Savills rejects the notion that the current economic climate is bad news for CBD tenants. On the contrary, John Mackenzie, Divisional Director of Corporate Real Estate Services believes this market is creating outstanding opportunities for tenants looking to relocate, or stay in existing premises at a better deal.
Savills Corporate Real Estate Services Division has successfully represented Sydney Ports Authority (SPA) to negotiate a leading edge deal at the recently completed Bond One building owned by Dexus at 20 Windmill Street, Wash Bay.
The lease is for 10 years with 5 year option commencing 1 July 2009. SPA will occupy about 3,205 sqm over levels 4, 5 and 7. Rental rates and incentive levels are confidential however well represented tenants can receive incentives in excess of 25% being achieved.
Sydney Ports are moving out of their premises in Kent Street, which has been their headquarters for more than 10 years.
This follows on the heals of Savills Corporate Real Estate Services representing M & C Saatchi to negotiate a new lease over approximately 3,000 sqm at Transport House, 99 Macquarie Street, Sydney.

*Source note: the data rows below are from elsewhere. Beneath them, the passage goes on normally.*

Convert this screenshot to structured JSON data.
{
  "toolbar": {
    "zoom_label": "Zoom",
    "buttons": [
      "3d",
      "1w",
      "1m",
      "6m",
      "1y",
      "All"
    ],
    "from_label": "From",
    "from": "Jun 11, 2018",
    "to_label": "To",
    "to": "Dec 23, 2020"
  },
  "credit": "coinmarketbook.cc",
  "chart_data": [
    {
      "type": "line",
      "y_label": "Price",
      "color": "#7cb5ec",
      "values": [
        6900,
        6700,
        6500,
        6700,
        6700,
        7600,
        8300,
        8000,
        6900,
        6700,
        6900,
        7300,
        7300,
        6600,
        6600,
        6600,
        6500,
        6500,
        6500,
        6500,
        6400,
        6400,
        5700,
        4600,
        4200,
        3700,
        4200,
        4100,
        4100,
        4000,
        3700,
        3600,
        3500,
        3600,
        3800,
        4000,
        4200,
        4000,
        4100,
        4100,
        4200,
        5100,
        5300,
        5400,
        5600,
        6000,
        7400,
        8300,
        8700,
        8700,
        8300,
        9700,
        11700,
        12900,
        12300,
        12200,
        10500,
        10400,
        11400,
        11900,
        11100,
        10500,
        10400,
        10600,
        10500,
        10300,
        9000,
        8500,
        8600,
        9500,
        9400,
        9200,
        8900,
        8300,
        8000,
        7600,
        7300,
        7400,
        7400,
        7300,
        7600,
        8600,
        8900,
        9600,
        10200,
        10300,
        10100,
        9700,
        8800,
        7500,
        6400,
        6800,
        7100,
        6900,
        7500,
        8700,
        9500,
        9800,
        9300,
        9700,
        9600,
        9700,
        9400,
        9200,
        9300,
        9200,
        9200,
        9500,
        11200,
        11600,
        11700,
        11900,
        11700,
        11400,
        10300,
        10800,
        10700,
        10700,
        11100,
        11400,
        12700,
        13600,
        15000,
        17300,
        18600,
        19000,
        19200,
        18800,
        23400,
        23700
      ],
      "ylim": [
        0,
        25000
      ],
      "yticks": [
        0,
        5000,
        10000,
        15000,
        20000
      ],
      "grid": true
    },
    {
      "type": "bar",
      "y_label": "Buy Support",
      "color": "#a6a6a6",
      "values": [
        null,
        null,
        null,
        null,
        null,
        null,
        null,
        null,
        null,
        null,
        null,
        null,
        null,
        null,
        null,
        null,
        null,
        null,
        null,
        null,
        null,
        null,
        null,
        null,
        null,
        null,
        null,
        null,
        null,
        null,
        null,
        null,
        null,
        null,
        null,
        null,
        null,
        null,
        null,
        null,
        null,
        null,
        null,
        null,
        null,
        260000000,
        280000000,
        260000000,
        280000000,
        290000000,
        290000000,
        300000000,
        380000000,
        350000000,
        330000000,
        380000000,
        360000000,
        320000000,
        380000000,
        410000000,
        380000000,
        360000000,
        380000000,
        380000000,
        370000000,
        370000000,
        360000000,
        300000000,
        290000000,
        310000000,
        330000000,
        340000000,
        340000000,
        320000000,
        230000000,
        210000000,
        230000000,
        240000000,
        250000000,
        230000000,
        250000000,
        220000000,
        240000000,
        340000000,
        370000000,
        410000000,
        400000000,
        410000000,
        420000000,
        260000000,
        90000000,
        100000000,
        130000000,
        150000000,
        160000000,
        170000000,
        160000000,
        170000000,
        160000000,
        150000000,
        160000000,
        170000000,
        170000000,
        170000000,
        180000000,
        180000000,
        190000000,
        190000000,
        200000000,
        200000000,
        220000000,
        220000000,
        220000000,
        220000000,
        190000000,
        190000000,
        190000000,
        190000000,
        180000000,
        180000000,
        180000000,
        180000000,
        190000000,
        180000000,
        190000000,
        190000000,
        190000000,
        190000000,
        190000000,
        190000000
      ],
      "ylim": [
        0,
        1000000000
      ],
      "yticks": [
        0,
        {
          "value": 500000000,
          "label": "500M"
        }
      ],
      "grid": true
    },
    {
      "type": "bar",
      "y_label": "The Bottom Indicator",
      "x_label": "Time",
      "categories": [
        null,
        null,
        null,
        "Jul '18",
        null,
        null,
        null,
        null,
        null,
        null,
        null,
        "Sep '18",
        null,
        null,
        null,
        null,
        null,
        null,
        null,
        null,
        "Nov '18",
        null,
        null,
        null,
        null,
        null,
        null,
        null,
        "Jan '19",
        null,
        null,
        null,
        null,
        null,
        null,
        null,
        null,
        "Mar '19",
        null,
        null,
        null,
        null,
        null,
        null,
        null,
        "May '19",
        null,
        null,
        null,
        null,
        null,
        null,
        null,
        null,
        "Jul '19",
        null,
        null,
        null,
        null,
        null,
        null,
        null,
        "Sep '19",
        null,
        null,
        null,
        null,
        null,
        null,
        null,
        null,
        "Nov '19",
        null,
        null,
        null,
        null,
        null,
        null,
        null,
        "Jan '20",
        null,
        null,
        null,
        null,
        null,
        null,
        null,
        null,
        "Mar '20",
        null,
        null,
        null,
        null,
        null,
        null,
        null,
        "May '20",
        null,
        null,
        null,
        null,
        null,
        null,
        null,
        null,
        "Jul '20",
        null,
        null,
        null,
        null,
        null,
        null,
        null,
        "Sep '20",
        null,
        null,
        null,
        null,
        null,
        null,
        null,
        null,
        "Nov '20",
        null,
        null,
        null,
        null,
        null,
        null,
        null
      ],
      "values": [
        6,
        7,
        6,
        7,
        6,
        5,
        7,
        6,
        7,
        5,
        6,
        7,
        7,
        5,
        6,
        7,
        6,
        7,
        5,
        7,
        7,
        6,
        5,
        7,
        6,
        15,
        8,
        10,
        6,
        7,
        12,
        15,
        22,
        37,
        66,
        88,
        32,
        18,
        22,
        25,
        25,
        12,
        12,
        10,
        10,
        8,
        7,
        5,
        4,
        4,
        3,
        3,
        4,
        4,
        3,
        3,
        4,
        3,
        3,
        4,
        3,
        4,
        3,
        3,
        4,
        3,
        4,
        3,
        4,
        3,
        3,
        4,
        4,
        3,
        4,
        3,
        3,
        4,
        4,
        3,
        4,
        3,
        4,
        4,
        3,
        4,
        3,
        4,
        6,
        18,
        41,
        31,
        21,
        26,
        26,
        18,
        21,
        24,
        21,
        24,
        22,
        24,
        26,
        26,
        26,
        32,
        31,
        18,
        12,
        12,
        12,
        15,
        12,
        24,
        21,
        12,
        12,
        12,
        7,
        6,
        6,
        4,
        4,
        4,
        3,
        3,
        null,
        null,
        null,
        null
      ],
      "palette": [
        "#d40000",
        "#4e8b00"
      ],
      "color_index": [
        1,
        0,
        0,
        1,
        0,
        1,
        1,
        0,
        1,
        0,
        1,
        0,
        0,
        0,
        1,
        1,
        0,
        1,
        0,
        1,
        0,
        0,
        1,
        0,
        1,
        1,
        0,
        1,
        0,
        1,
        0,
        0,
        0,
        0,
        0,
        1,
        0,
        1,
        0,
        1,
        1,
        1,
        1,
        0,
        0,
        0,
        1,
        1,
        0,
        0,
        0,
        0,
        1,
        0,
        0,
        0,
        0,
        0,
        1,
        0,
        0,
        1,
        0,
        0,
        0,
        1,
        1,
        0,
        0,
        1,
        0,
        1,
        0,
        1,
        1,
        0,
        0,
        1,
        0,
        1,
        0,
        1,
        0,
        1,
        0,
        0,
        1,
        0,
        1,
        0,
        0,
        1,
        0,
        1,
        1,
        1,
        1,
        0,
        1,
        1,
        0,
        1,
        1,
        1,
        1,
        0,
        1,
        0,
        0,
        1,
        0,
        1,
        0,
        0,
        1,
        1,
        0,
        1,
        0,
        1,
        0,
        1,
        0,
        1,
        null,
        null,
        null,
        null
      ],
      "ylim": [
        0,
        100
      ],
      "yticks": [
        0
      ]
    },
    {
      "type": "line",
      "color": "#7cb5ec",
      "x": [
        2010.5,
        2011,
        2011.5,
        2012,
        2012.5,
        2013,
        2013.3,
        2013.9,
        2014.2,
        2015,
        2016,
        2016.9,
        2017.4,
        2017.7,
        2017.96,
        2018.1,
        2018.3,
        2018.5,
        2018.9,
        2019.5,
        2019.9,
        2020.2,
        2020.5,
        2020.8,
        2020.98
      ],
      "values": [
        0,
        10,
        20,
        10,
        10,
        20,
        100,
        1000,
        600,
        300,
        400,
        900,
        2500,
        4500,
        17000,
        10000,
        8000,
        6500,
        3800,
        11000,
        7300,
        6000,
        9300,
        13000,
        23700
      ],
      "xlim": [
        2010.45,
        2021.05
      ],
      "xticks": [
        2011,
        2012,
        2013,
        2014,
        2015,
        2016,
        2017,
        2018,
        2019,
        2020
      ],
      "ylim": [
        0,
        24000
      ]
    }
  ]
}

Again the full commercial terms are confidential but the tenant is paying no more rent than in its old premises, the move was cost neutral, and they also received a new fitout at no cost. The lease is for a period of 12 years with a 3 year option commencing 1 June 2009.
Mackenzie believes that these deals highlight the value of tenants being well represented by qualified corporate real estate executives.
“It also and demonstrates that large deals still are being done in the market place where the lessor’s expectations can align with the tenants requirements.
“The skill in the negotiation is in to bring these together and have both parties comfortable the final commercial terms agreed.” He says
Savills rejects the notion that the current economic climate is bad news for CBD tenants. On the contrary this market is creating outstanding opportunities for tenants looking to relocate or to stay in existing premises and restructure their current leases.
The key is to get good quality advice from an experienced and well qualified advisor not one who has been in the market 5 minutes.
With landlords under stress, vacancy rates rising and large volumes of sublease space coming on line the market has never been better for a tenant.
Mackenzie’s advice to tenants is “engage a qualified consultant with strong negotiating skills and quality research back up, who think outside the box.”